While the photographers may have gotten permission to take pictures of these people, some told NBC that the people who were photographed didn’t know their images had been annotated with facial recognition notes and could be used to train algorithms.
“None of the people I photographed had any idea their images were being used in this way,” one photographer told NBC.
The photos weren’t originally compiled by IBM, by the way — they’re part of a larger collection of 99.2 million photos, known as the YFCC100M, which former Flickr owner Yahoo originally put together to conduct research. All the photos were shared under a Creative Commons license, which is typically a signal that they can be freely used, with some limitations.
But the fact they could potentially be used to train facial recognition systems to profile by ethnicity, as one example, may not be a use that even Creative Commons’ most permissive licenses anticipated. It’s not entirely a theoretical example: IBM previously made a video analytics product that used body cameras to figure out peoples’ races. IBM denied that it would “participate in work involving racial profiling,” it tells The Verge.
It’s also worth noting that IBM’s original intentions may have been rooted in preventing AI from being biased against certain groups though — when it announced the collection in January, the company explained that it needed such a large dataset to help train for “fairness” as well as accuracy.
Either way, it’s hard for the average person to check if their photos were included and request to have them removed, since IBM keeps the dataset private from anyone who’s not conducting academic or corporate research.
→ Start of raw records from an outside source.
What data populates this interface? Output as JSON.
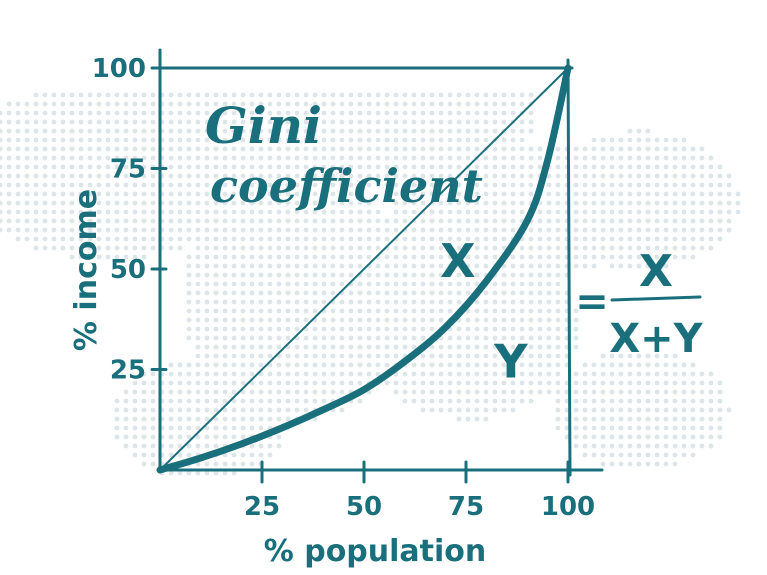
{
  "chart_data": {
    "type": "line",
    "title_line1": "Gini",
    "title_line2": "coefficient",
    "xlabel": "% population",
    "ylabel": "% income",
    "xlim": [
      0,
      100
    ],
    "ylim": [
      0,
      100
    ],
    "x_ticks": [
      "25",
      "50",
      "75",
      "100"
    ],
    "y_ticks": [
      "25",
      "50",
      "75",
      "100"
    ],
    "grid": false,
    "series": [
      {
        "kind": "equality-line",
        "x": [
          0,
          100
        ],
        "y": [
          0,
          100
        ]
      },
      {
        "kind": "lorenz-curve",
        "x": [
          0,
          10,
          20,
          30,
          40,
          50,
          60,
          70,
          80,
          90,
          95,
          100
        ],
        "y": [
          0,
          3,
          6.5,
          10.5,
          15,
          20,
          27,
          35.5,
          47,
          62,
          77,
          100
        ]
      }
    ],
    "annotations": [
      {
        "label": "X",
        "x": 73,
        "y": 48
      },
      {
        "label": "Y",
        "x": 86,
        "y": 23
      }
    ],
    "formula": {
      "prefix": "=",
      "numerator": "X",
      "denominator": "X+Y"
    }
  },
  "colors": {
    "ink": "#1a6f7c",
    "map_dots": "#dde5e8"
  }
}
NBC obtained the dataset from a different source and made a tool within its article for photographers to check if their Flickr usernames have been included in IBM’s collection. That doesn’t necessarily help the people who were photographed, though, if they’re not interested in participating.
IBM told The Verge in a statement, “We take the privacy of individuals very seriously and have taken great care to comply with privacy principles.” It noted that the dataset could only be accessed by verified researchers and only included images that were publicly available. It added, “Individuals can opt-out of this dataset.”